Personal information
- Full name: Ismail Abdul Razak
- Date of birth: 7 March 1989 (age 36)
- Place of birth: Accra, Ghana
- Height: 1.81 m (5 ft 11 in)
- Position(s): Centre midfielder

Youth career
- Real Sportive

Senior career*
- Years: Team / Apps / (Gls)
- 2007–2009: Real Sportive
- 2009–2010: Hapoel Acre / 0 / (0)
- 2010: Hakoah Amidar Ramat Gan / 6 / (0)
- 2011: NSÍ Runavík / 9 / (0)
- 2011–2012: Valladolid / 0 / (0)

= Ismail Abdul Razak =

Ghanaian footballer (born 1989)

Ismail Abdul Razak (born 7 March 1989) is a Ghanaian footballer who plays as a centre midfielder.

==Club career==

===Hapoel Acre===

He signed his first professional contract in 2009, and did it with the Israeli club Hapoel Acre, that plays at the Israeli Premier League. He was adapting to the country and to the team, and he became a regular starter. In the first season in Israel played a total of 18 games, all as a starter, scoring a total of 3 goals. The team stayed in the first level of Israeli football and played in the Israeli Premier League again in the 2010–11 season. In this second season at Hapoel Acre, Razak began to decline. He played in 14 out of 33 games that his team played, being 11 times starter. At the end of the season, Abdul Razak left Hapoel Acre and joined Faroe Islands team NSÍ Runavík.

===NSÍ Runavík===

Ismail Abdul Razak arrived in the Faroe Islands in 2011 to play for NSÍ Runavík in the Faroe Islands Premier League. He played 10 matches, 9 in League and 1 other in Cup, all of them as starter, but this time he did not score any goal. In the summer of 2011, the Spanish Liga Adelante team Real Valladolid asked NSÍ about the availability of the Ghanaian midfielder. In July 2011, he went to Spain to prove himself with Real Valladolid during its pre-season.
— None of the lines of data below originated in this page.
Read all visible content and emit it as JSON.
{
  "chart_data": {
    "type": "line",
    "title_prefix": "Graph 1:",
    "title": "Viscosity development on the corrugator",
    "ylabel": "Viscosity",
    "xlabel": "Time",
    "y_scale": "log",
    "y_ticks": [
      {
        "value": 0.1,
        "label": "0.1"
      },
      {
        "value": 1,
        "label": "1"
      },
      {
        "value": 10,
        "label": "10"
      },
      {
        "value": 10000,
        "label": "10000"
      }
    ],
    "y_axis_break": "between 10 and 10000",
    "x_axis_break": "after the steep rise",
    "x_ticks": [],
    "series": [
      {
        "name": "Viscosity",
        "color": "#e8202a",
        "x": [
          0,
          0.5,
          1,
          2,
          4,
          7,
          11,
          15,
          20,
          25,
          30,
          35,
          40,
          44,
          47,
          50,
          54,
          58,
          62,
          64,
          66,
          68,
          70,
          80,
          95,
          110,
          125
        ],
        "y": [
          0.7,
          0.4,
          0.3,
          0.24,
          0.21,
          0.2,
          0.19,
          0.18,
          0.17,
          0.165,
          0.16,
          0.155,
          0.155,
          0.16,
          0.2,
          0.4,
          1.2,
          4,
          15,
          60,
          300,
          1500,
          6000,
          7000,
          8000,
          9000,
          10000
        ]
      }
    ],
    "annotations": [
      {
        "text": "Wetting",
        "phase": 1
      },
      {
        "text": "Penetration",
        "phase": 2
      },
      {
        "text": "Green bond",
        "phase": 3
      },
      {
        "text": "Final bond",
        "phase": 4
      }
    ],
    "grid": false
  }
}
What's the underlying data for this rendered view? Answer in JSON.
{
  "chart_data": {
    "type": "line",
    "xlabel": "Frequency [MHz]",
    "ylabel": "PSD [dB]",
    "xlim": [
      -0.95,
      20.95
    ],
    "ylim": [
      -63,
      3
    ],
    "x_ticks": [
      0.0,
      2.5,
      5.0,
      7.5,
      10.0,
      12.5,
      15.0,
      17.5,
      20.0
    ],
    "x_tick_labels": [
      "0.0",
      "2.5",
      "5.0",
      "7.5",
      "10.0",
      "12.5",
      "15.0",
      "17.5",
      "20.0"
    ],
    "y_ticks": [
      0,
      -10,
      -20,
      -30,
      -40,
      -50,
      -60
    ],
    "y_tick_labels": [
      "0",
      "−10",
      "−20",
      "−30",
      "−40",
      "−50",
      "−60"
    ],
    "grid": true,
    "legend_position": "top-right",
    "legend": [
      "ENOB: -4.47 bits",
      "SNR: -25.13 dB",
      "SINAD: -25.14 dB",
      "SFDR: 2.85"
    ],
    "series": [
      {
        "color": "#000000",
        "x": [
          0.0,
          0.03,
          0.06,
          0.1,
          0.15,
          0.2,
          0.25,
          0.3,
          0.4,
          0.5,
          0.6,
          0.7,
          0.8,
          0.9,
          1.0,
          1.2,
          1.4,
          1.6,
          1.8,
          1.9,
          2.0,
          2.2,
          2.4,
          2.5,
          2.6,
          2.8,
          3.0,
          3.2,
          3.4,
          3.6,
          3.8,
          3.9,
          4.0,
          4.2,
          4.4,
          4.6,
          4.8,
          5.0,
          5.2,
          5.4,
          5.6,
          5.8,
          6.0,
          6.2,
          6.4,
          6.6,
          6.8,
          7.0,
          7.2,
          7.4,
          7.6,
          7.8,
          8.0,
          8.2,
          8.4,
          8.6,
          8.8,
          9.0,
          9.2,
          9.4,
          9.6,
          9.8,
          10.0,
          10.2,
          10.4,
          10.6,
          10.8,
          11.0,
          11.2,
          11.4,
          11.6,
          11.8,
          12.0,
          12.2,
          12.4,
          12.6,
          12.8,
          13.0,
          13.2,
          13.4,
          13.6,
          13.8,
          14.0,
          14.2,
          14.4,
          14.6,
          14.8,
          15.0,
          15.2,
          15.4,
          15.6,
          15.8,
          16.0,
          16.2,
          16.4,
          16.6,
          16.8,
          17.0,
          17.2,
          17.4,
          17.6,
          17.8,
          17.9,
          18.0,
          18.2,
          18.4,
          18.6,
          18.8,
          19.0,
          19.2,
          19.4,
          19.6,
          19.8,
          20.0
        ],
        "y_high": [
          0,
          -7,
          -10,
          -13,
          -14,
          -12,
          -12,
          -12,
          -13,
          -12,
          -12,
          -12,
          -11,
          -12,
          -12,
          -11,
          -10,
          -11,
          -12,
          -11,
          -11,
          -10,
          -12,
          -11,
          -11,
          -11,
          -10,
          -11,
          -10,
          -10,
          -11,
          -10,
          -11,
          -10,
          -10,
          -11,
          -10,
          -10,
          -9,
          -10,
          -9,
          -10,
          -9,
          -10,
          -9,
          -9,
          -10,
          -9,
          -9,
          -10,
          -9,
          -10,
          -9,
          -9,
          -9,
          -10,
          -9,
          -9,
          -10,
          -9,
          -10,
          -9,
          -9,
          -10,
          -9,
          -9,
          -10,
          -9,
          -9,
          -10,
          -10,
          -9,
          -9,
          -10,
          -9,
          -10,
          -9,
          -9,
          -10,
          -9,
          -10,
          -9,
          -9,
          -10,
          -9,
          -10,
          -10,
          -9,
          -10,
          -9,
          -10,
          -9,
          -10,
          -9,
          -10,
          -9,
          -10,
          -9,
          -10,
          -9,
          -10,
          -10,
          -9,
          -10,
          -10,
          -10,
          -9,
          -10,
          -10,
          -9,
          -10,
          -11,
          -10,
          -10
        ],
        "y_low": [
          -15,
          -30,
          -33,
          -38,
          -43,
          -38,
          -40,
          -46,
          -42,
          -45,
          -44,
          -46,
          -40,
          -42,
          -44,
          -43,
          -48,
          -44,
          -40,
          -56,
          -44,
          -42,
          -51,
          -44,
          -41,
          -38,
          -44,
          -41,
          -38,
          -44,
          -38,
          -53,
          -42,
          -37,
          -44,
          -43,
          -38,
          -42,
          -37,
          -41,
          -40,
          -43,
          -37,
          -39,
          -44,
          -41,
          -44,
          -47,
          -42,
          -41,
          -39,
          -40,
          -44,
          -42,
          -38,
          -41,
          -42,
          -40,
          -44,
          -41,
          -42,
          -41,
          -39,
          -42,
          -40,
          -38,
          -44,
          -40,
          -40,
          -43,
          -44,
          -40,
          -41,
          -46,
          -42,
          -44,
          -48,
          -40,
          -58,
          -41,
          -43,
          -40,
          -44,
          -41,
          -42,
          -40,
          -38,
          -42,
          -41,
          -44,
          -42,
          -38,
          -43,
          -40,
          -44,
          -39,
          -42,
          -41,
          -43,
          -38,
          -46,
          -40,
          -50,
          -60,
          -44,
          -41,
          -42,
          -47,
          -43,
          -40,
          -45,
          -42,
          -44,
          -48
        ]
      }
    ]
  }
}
After some matches, the team's staff as well as his future new manager, Miroslav Đukić, approved him and he joined Real Valladolid.

===Real Valladolid===

He officially joined with Real Valladolid on 22 August 2011. He signed a 3-years-contract that expires in June 2014. However, after a yearlong association with the Spanish outfit, the Ghanaian decided to rescind his contract.